- The Marshal of Finland poster
- Directed by: Gilbert Lukalia
- Written by: Sam Kihiu Erkko Lyytien Anthony Nd'ungu Teemu Nikki Andronico Otieno Ken Saan Emma Taulo
- Produced by: Erkko Lyytinen
- Starring: Telley Savalas Otieno Beatrice Wangui Ruth maingi Jacky Vike
- Cinematography: Ng'ang'a Kirumburu
- Edited by: Stephen Kibunja Margus Sikk
- Music by: Jean Sibelius
- Production companies: Filmistuudio Kalevipojad Savane Productions Yleisradio (YLE)
- Distributed by: Yleisradio (YLE)
- Release date: 28 September 2012 (Helsinki Film Festival);
- Running time: 50 min
- Countries: Finland Kenya Estonia
- Language: English
- Budget: €20,000

= The Marshal of Finland =

The Marshal of Finland (Suomen Marsalkka) is a Finnish-Kenyan fictional film based on the life of Marshal Carl Gustaf Emil Mannerheim. The film was produced by Yleisradio in cooperation with Savane Productions and Filmistuudio Kalevipojad. It was directed by a Kenyan, Gilbert Lukalia. The film's world premiere was at the Helsinki International Love & Anarchy Film Festival on 28 September 2012.

== Plot ==
The story of the film focuses on Gustaf Mannerheim's private life from 1905 to 1918. He was also known as Marshal of Finland, following his bravery in the army. He fought for the freedom of his country, which made him a true hero, and his people loved his ambition and success.

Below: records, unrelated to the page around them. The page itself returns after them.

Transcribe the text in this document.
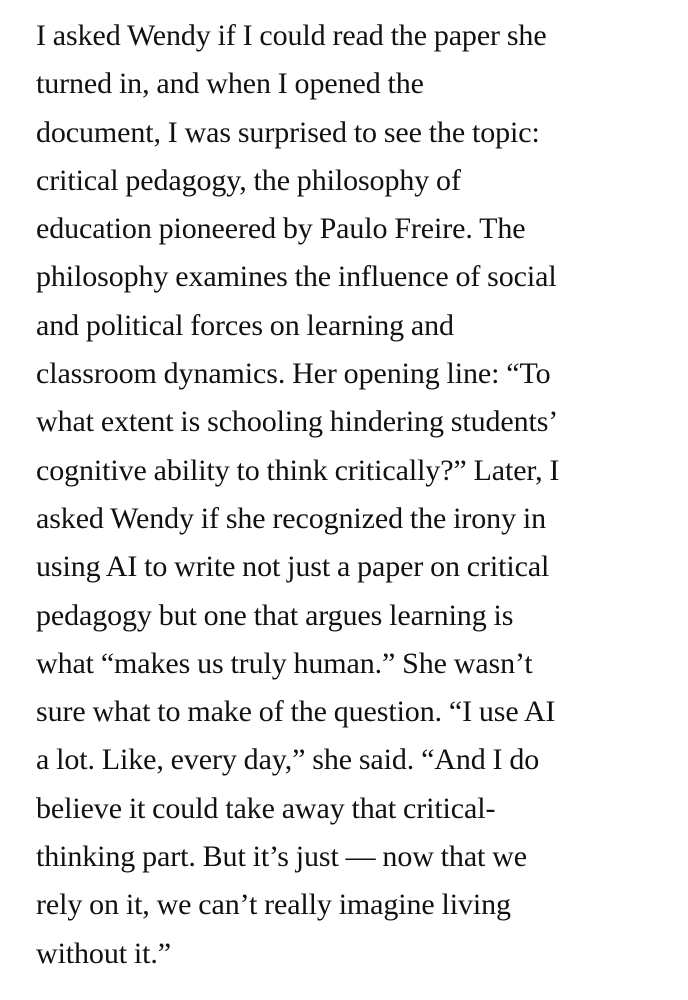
I asked Wendy if I could read the paper she
turned in, and when I opened the
document, I was surprised to see the topic:
critical pedagogy, the philosophy of
education pioneered by Paulo Freire. The
philosophy examines the influence of social
and political forces on learning and
classroom dynamics. Her opening line: “To
what extent is schooling hindering students’
cognitive ability to think critically?” Later, I
asked Wendy if she recognized the irony in
using AI to write not just a paper on critical
pedagogy but one that argues learning is
what “makes us truly human.” She wasn’t
sure what to make of the question. “I use AI
a lot. Like, every day,” she said. “And I do
believe it could take away that critical-
thinking part. But it’s just — now that we
rely on it, we can’t really imagine living
without it.”
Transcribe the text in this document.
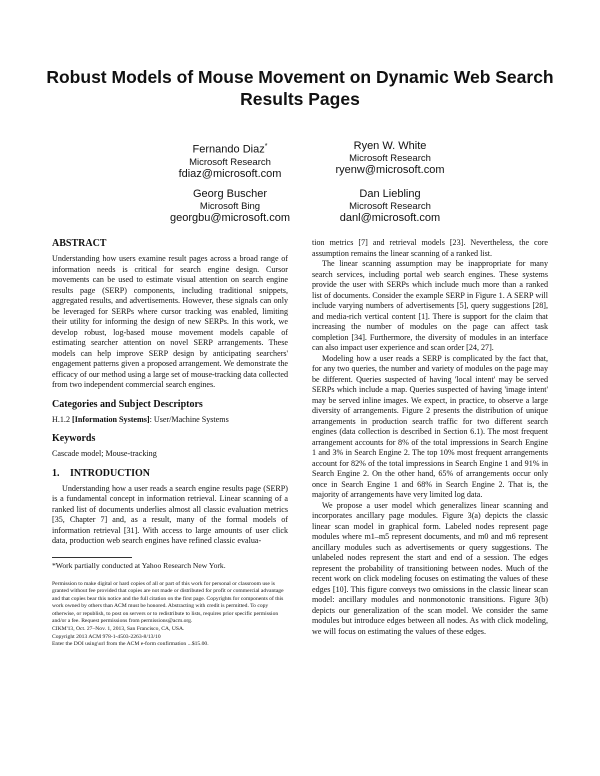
Robust Models of Mouse Movement on Dynamic Web Search Results Pages
Fernando Diaz*
Microsoft Research
fdiaz@microsoft.com
Ryen W. White
Microsoft Research
ryenw@microsoft.com
Georg Buscher
Microsoft Bing
georgbu@microsoft.com
Dan Liebling
Microsoft Research
danl@microsoft.com
ABSTRACT

Understanding how users examine result pages across a broad range of information needs is critical for search engine design. Cursor movements can be used to estimate visual attention on search engine results page (SERP) components, including traditional snippets, aggregated results, and advertisements. However, these signals can only be leveraged for SERPs where cursor tracking was enabled, limiting their utility for informing the design of new SERPs. In this work, we develop robust, log-based mouse movement models capable of estimating searcher attention on novel SERP arrangements. These models can help improve SERP design by anticipating searchers' engagement patterns given a proposed arrangement. We demonstrate the efficacy of our method using a large set of mouse-tracking data collected from two independent commercial search engines.

Categories and Subject Descriptors

H.1.2 [Information Systems]: User/Machine Systems

Keywords

Cascade model; Mouse-tracking

1. INTRODUCTION

Understanding how a user reads a search engine results page (SERP) is a fundamental concept in information retrieval. Linear scanning of a ranked list of documents underlies almost all classic evaluation metrics [35, Chapter 7] and, as a result, many of the formal models of information retrieval [31]. With access to large amounts of user click data, production web search engines have refined classic evalua-

*Work partially conducted at Yahoo Research New York.

Permission to make digital or hard copies of all or part of this work for personal or classroom use is granted without fee provided that copies are not made or distributed for profit or commercial advantage and that copies bear this notice and the full citation on the first page. Copyrights for components of this work owned by others than ACM must be honored. Abstracting with credit is permitted. To copy otherwise, or republish, to post on servers or to redistribute to lists, requires prior specific permission and/or a fee. Request permissions from permissions@acm.org.
CIKM'13, Oct. 27–Nov. 1, 2013, San Francisco, CA, USA.
Copyright 2013 ACM 978-1-4503-2263-8/13/10
Enter the DOI using\url from the ACM e-form confirmation ...$15.00.

tion metrics [7] and retrieval models [23]. Nevertheless, the core assumption remains the linear scanning of a ranked list.

The linear scanning assumption may be inappropriate for many search services, including portal web search engines. These systems provide the user with SERPs which include much more than a ranked list of documents. Consider the example SERP in Figure 1. A SERP will include varying numbers of advertisements [5], query suggestions [28], and media-rich vertical content [1]. There is support for the claim that increasing the number of modules on the page can affect task completion [34]. Furthermore, the diversity of modules in an interface can also impact user experience and scan order [24, 27].

Modeling how a user reads a SERP is complicated by the fact that, for any two queries, the number and variety of modules on the page may be different. Queries suspected of having 'local intent' may be served SERPs which include a map. Queries suspected of having 'image intent' may be served inline images. We expect, in practice, to observe a large diversity of arrangements. Figure 2 presents the distribution of unique arrangements in production search traffic for two different search engines (data collection is described in Section 6.1). The most frequent arrangement accounts for 8% of the total impressions in Search Engine 1 and 3% in Search Engine 2. The top 10% most frequent arrangements account for 82% of the total impressions in Search Engine 1 and 91% in Search Engine 2. On the other hand, 65% of arrangements occur only once in Search Engine 1 and 68% in Search Engine 2. That is, the majority of arrangements have very limited log data.

We propose a user model which generalizes linear scanning and incorporates ancillary page modules. Figure 3(a) depicts the classic linear scan model in graphical form. Labeled nodes represent page modules where m1–m5 represent documents, and m0 and m6 represent ancillary modules such as advertisements or query suggestions. The unlabeled nodes represent the start and end of a session. The edges represent the probability of transitioning between nodes. Much of the recent work on click modeling focuses on estimating the values of these edges [10]. This figure conveys two omissions in the classic linear scan model: ancillary modules and nonmonotonic transitions. Figure 3(b) depicts our generalization of the scan model. We consider the same modules but introduce edges between all nodes. As with click modeling, we will focus on estimating the values of these edges.
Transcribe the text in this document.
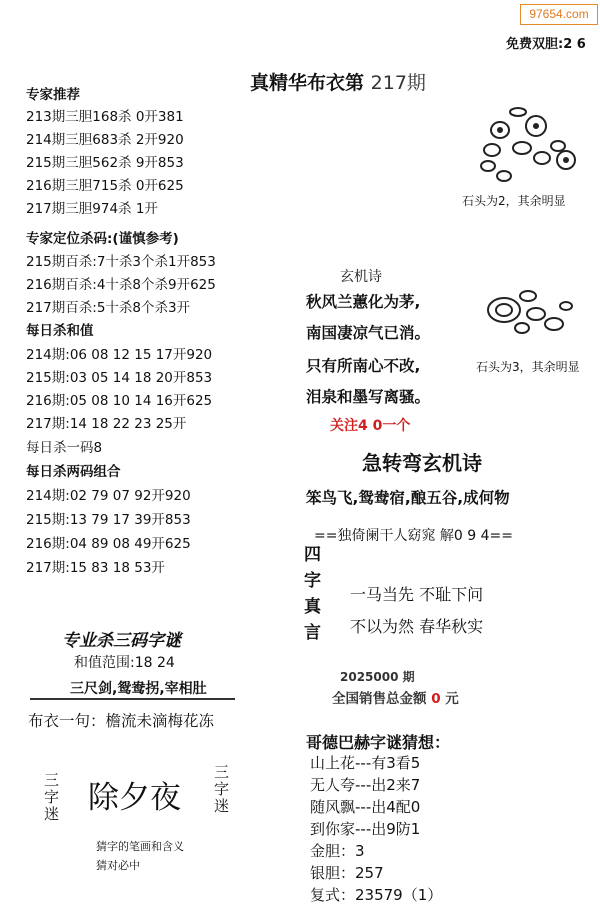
97654.com
免费双胆:2 6
真精华布衣第 217期
专家推荐
213期三胆168杀 0开381
214期三胆683杀 2开920
215期三胆562杀 9开853
216期三胆715杀 0开625
217期三胆974杀 1开
专家定位杀码:(谨慎参考)
215期百杀:7十杀3个杀1开853
216期百杀:4十杀8个杀9开625
217期百杀:5十杀8个杀3开
每日杀和值
214期:06 08 12 15 17开920
215期:03 05 14 18 20开853
216期:05 08 10 14 16开625
217期:14 18 22 23 25开
每日杀一码8
每日杀两码组合
214期:02 79 07 92开920
215期:13 79 17 39开853
216期:04 89 08 49开625
217期:15 83 18 53开
石头为2，其余明显
石头为3，其余明显
玄机诗
秋风兰蕙化为茅,
南国凄凉气已消。
只有所南心不改,
泪泉和墨写离骚。
关注4 0一个
急转弯玄机诗
笨鸟飞,鸳鸯宿,酿五谷,成何物
==独倚阑干人窈窕 解0 9 4==
四
字
真
言
一马当先 不耻下问
不以为然 春华秋实
2025000 期
全国销售总金额 0 元
哥德巴赫字谜猜想：
山上花---有3看5
无人夸---出2来7
随风飘---出4配0
到你家---出9防1
金胆：3
银胆：257
复式：23579（1）
专业杀三码字谜
和值范围:18 24
三尺剑,鸳鸯拐,宰相肚
布衣一句：檐流未滴梅花冻
三
字
迷 除夕夜
三
字
迷
猜字的笔画和含义
猜对必中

It tells us about an extraordinary man captured inside the great legend, who wanted an ordinary life full of love and peace. It is also about a failed marriage with Anastasia Arapova and a love affair with Kitty Linder after the Finnish Civil War. According to Gilbert Lukalian, "It's a universal story about a man who has difficulty reconciling family life and career."

== Cast ==

| Telley Savalas Otieno | as | Gustaf Mannerheim |
| Beatrice Wangui | as | Anastacia |
| Ruth Maingi | as | Maria |
| Jacky Vike | as | Kitty |
| Carl Muniafu | as | Young Gustaf |
| Mukami Njiru | as | Godmother |
| Betty Kathungu | as | Kitty's friend |
| Gitura Kamau | as | Priest |
| Gilbert Lukalia | as | Eliud |

== Crew ==

- Directed by: Gilbert Lukalia
- Screenplay by: Sam Kihiu Antony Ndung'u Teemu Nikki Andronico Otieno Emma Taulo
- Produced by: Erkko Lyytinen Ken Saan Krysteen Savane
- Cinematography: Kirumburu Ng'anga
- Edited by: Stephen Kibunja Margus Sikk
- Music by: Sten Sheripov
- Starring: Telley Savalas Otieno

== Production ==
In winter 2012 Yle reported on a forthcoming Mannerheim film, which would be an international production. Information about the film being filmed in a foreign country became to public, before Yle had time to organize a press conference on August 16, 2012.

Erkko Lyytinen got the idea for the film in Kenya from an Estonian producer, Ken Saan. Saan had asked Lyytinen if he had any project that could be filmed in Kenya. According to Lyytinen, Saan's aspect of the production was a major success of the movie filming. The screenplay was written by a Kenyan work group. Yle gave the scriptwriters the necessary facts, but the group created the portrait of Mannerheim themselves. Originally the film was going to be a war film but turned out to be a biographical film because it was too hard to shoot the war scenes in the bad circumstances.

The film was shot around Nairobi in May and June. Gilbert Lukalia was chosen to be a director of the film just 12 hours before the start of filming. They also made a six-part documentary of the making of the film called Operation Mannerheim, which cost about €100,000–150,000, even though the movie itself cost only €20,000.

== Reception ==
=== Stir before the premiere ===
The film sparked a debate even before it was published. The Finnish media raised a star about a black actor performing Mannerheim. Producer Markus Selin said that the film is "spoofing" and director Matti Kassila wondered why Yle had given a license for the description. Jörn Donner believed that the film is "a bluff" and said that Yle was trying to cash in on the Marshal's reputation.